Fazer puzzles em equipa

Margarida Pedro

Group Controller Hovione

Criar Valor

Fazer puzzles em equipa

Ana Maria Pimentel

Depois de uma carreira na área financeira e automóvel, Margarida Pedro é feliz na ciência. Na Hovione aprendeu que inovação e mudança são fundamentais para o sucesso

Margarida cresceu no meio financeiro. Era o ar que se respirava lá em casa e, talvez por isso, a escolha do curso de Economia tenha sido a escolha mais óbvia. Dai à Deloitte foi um instante, tal como o progresso natural até ver abertas, seis anos depois, as portas da Sênior. Embora adorasse o que fazia, que soubesse que o alucinante ritmo de trabalho valia a pena, achou que "estava na altura de acalmar um bocadinho".
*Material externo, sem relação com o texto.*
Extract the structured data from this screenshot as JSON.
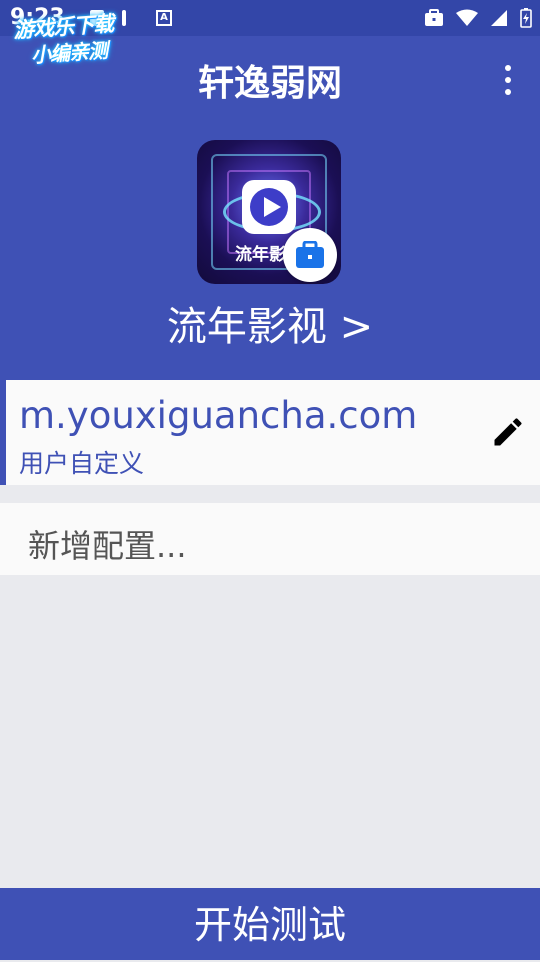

Foi "caçada por quem já tinha trabalhado" com ela e integrou o grupo de consolidação da SAG. Teve então a oportunidade de "fazer a diferença, ter novas ideias." A diversidade não era tão grande mas sentir que fazia "a mudança foi muito recompensador".

Surge uma entrevista para ser a responsável de serviços partilhados da Hovione. Foi "na desportiva, estava bem onde estava e não queria mudar." No dia, o discurso foi muito encorajador e a mudança fazia mais uma vez todo o sentido. Podia continuar a fazer aquilo que gostava "que é liderar pessoas a par de uma função muito técnica". Continua por lá, agora como group controler, no meio da inovação da mudança e da ciência. Joga em equipa, a única maneira que conhece de liderar, vai dando espaço às pessoas para crescerem e com isso vai crescendo "só assim o puzzle fica completo", explica.

Não acredita em lideranças militares e assegura que não há tempo para resolver problemas, por isso só vê desafios. Conseguiu, em equipa, que a Hovione facturasse mais do dobro no espaço de dez anos e nos próximos cinco tem um plano ainda mais ambicioso.

UMA IDEIA

“Aposto no regresso dos jovens a Portugal, através de benefícios fiscais aliciantes ou outras medidas de eficiência fiscal concedidos à criação de novas empresas, que tornem possível o regresso ao país da grande maioria de portugueses expatriados.”

UM DESAFIO

“Apostar sempre numa comunicação informal, descontraída, mas que ao mesmo tempo fosse capaz de alertar para as actividades fulcrais nas quais eu necessitava que a minha equipa se focasse. E porque? Precisamente para que essas actividades criassem valor ao nosso cliente, o cliente interno dentro da empresa. É esta preocupação diária na organização das tarefas, nos processos que permite que a área que lidero possa ser um factor diferenciador na organização.”